How we cite our quotes: Citations follow this format: (Act.Line). Every time a character talks counts as one line, even if what they say turns into a long monologue.
Quote #1
[[Eliza] is not at all an attractive person. She is perhaps eighteen, perhaps twenty, hardly older. She wears a little sailor hat of black straw that has long been exposed to the dust and soot of London and has seldom if ever been brushed. Her hair needs washing rather badly: its mousy color can hardly be natural. She wears a shoddy black coat that reaches nearly to her knees and is shaped to her waist. She has a brown skirt with a coarse apron. Her boots are much the worse for wear. She is no doubt as clean as she can afford to be; but compared to the ladies she is very dirty. Her features are no worse than theirs; but their condition leaves something to be desired; and she needs the services of a dentist]. (1.29)

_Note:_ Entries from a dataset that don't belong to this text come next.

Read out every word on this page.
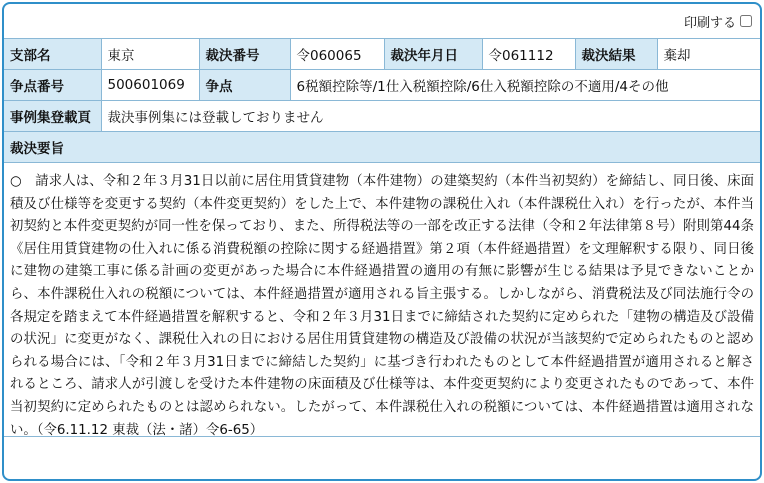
印刷する
支部名	東京	裁決番号	令060065	裁決年月日	令061112	裁決結果	棄却
争点番号	500601069	争点	6税額控除等/1仕入税額控除/6仕入税額控除の不適用/4その他				
事例集登載頁	裁決事例集には登載しておりません						
裁決要旨
○　請求人は、令和２年３月31日以前に居住用賃貸建物（本件建物）の建築契約（本件当初契約）を締結し、同日後、床面積及び仕様等を変更する契約（本件変更契約）をした上で、本件建物の課税仕入れ（本件課税仕入れ）を行ったが、本件当初契約と本件変更契約が同一性を保っており、また、所得税法等の一部を改正する法律（令和２年法律第８号）附則第44条《居住用賃貸建物の仕入れに係る消費税額の控除に関する経過措置》第２項（本件経過措置）を文理解釈する限り、同日後に建物の建築工事に係る計画の変更があった場合に本件経過措置の適用の有無に影響が生じる結果は予見できないことから、本件課税仕入れの税額については、本件経過措置が適用される旨主張する。しかしながら、消費税法及び同法施行令の各規定を踏まえて本件経過措置を解釈すると、令和２年３月31日までに締結された契約に定められた「建物の構造及び設備の状況」に変更がなく、課税仕入れの日における居住用賃貸建物の構造及び設備の状況が当該契約で定められたものと認められる場合には、「令和２年３月31日までに締結した契約」に基づき行われたものとして本件経過措置が適用されると解されるところ、請求人が引渡しを受けた本件建物の床面積及び仕様等は、本件変更契約により変更されたものであって、本件当初契約に定められたものとは認められない。したがって、本件課税仕入れの税額については、本件経過措置は適用されない。（令6.11.12 東裁（法・諸）令6-65）
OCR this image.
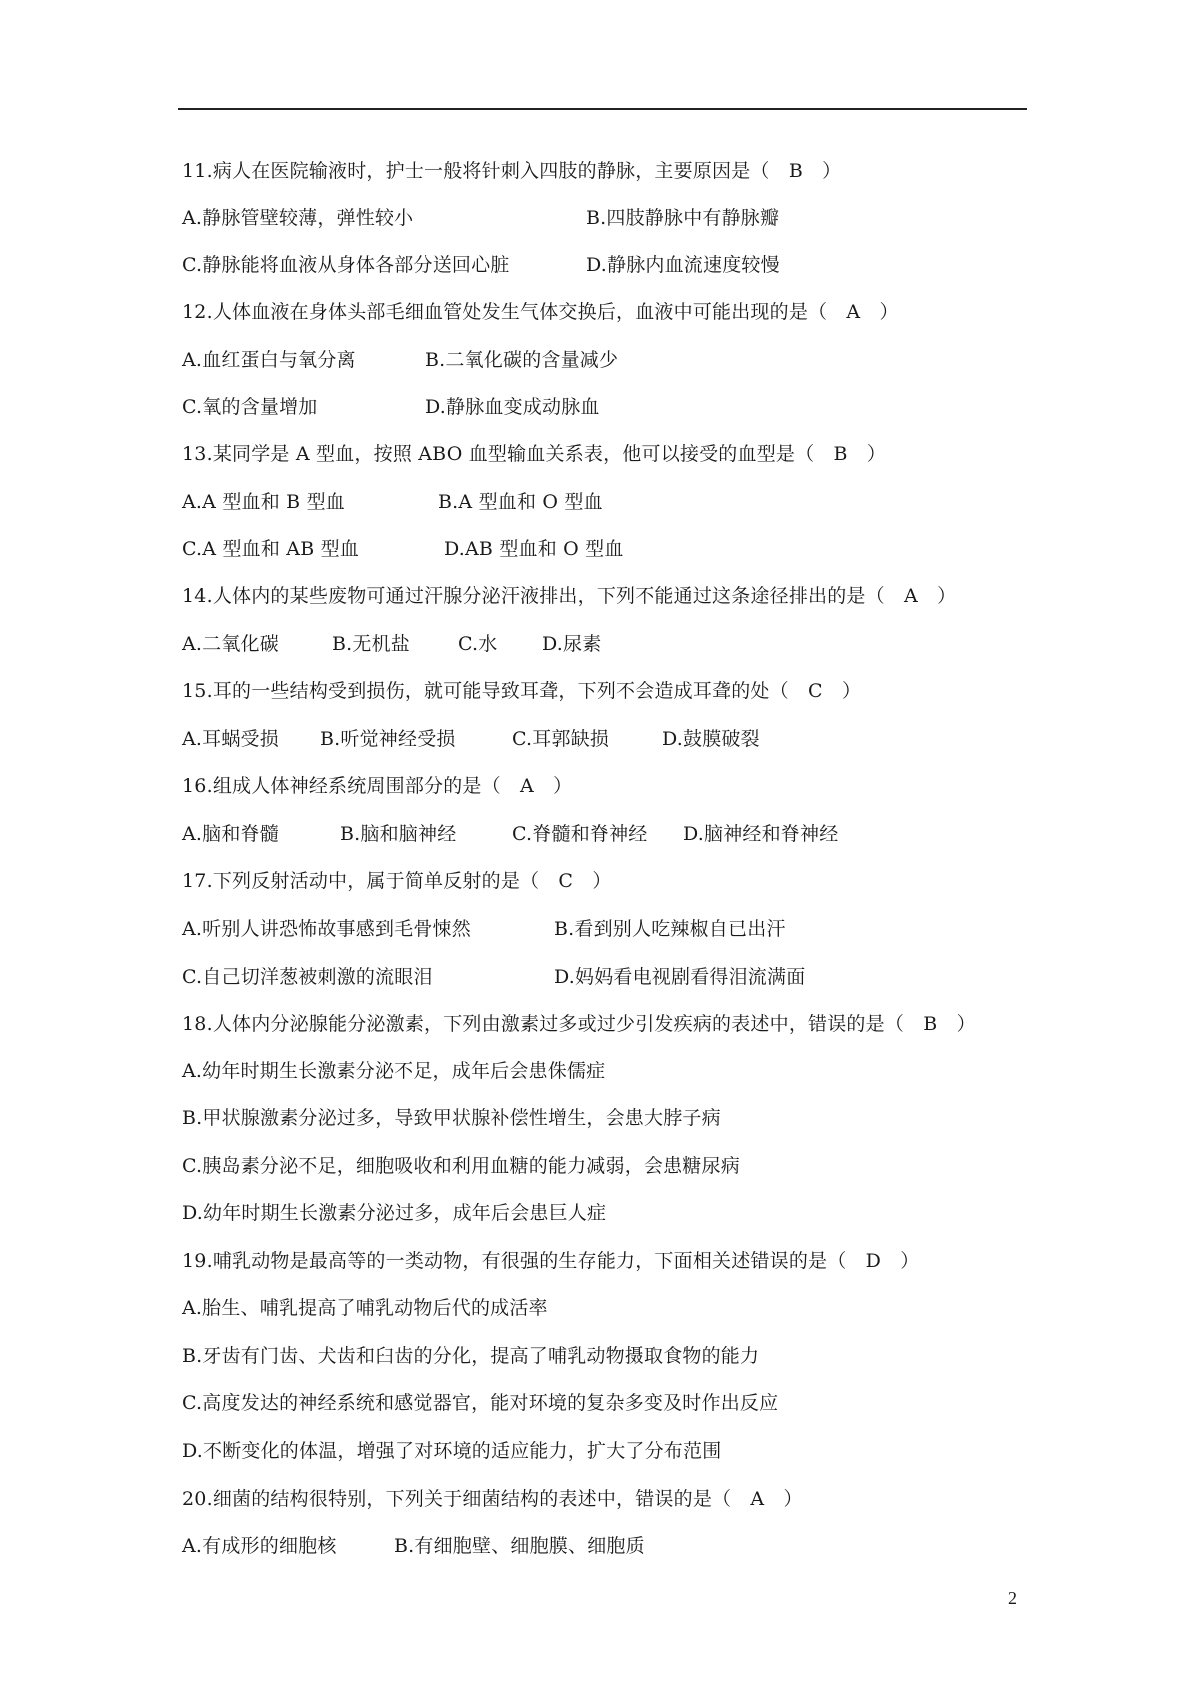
11.病人在医院输液时，护士一般将针刺入四肢的静脉，主要原因是（　B　）

A.静脉管壁较薄，弹性较小

	B.四肢静脉中有静脉瓣

C.静脉能将血液从身体各部分送回心脏

	D.静脉内血流速度较慢

12.人体血液在身体头部毛细血管处发生气体交换后，血液中可能出现的是（　A　）

A.血红蛋白与氧分离

	B.二氧化碳的含量减少

C.氧的含量增加

	D.静脉血变成动脉血

13.某同学是 A 型血，按照 ABO 血型输血关系表，他可以接受的血型是（　B　）

A.A 型血和 B 型血

	B.A 型血和 O 型血

C.A 型血和 AB 型血

	D.AB 型血和 O 型血

14.人体内的某些废物可通过汗腺分泌汗液排出，下列不能通过这条途径排出的是（　A　）

A.二氧化碳

	B.无机盐

	C.水

D.尿素

15.耳的一些结构受到损伤，就可能导致耳聋，下列不会造成耳聋的处（　C　）

A.耳蜗受损

B.听觉神经受损

	C.耳郭缺损

	D.鼓膜破裂

16.组成人体神经系统周围部分的是（　A　）

A.脑和脊髓

	B.脑和脑神经

	C.脊髓和脊神经

D.脑神经和脊神经

17.下列反射活动中，属于简单反射的是（　C　）

A.听别人讲恐怖故事感到毛骨悚然

	B.看到别人吃辣椒自已出汗

C.自己切洋葱被刺激的流眼泪

	D.妈妈看电视剧看得泪流满面

18.人体内分泌腺能分泌激素，下列由激素过多或过少引发疾病的表述中，错误的是（　B　）
A.幼年时期生长激素分泌不足，成年后会患侏儒症
B.甲状腺激素分泌过多，导致甲状腺补偿性增生，会患大脖子病
C.胰岛素分泌不足，细胞吸收和利用血糖的能力减弱，会患糖尿病
D.幼年时期生长激素分泌过多，成年后会患巨人症
19.哺乳动物是最高等的一类动物，有很强的生存能力，下面相关述错误的是（　D　）
A.胎生、哺乳提高了哺乳动物后代的成活率
B.牙齿有门齿、犬齿和臼齿的分化，提高了哺乳动物摄取食物的能力
C.高度发达的神经系统和感觉器官，能对环境的复杂多变及时作出反应
D.不断变化的体温，增强了对环境的适应能力，扩大了分布范围
20.细菌的结构很特别，下列关于细菌结构的表述中，错误的是（　A　）

A.有成形的细胞核

	B.有细胞壁、细胞膜、细胞质

2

Shaw tells us that she "is not at all an attractive person," but he contradicts himself in the next act. In this case, mere physical appearance, dirtiness, and neglect destroy any kind of physical appeal.
Quote #2
The flower girl enters in state. She has a hat with three ostrich feathers, orange, sky-blue, and red. She has a nearly clean apron, and the shoddy coat has been tidied a little. The pathos of this deplorable figure, with its innocent vanity and consequential air, touches Pickering, who has already straightened himself in the presence of Mrs. Pearce. (2.21)
Even before she is taught to speak and talk correctly, Eliza has some ideas about cleanliness, self-image, and respectability. She is simply unable to meet any of the usual standards.
Quote #3
MRS. PEARCE. Yes, sir. Then might I ask you not to come down to breakfast in your dressing-gown, or at any rate not to use it as a napkin to the extent you do, sir. And if you would be so good as not to eat everything off the same plate, and to remember not to put the porridge saucepan out of your hand on the clean tablecloth, it would be a better example to the girl. You know you nearly choked yourself with a fishbone in the jam only last week. (2.188)
Mrs. Pearce has strong views on the potential harmfulness of what might be called bad behavior. As she sees it, Higgins must look and act respectable if he expects Eliza to change for the better.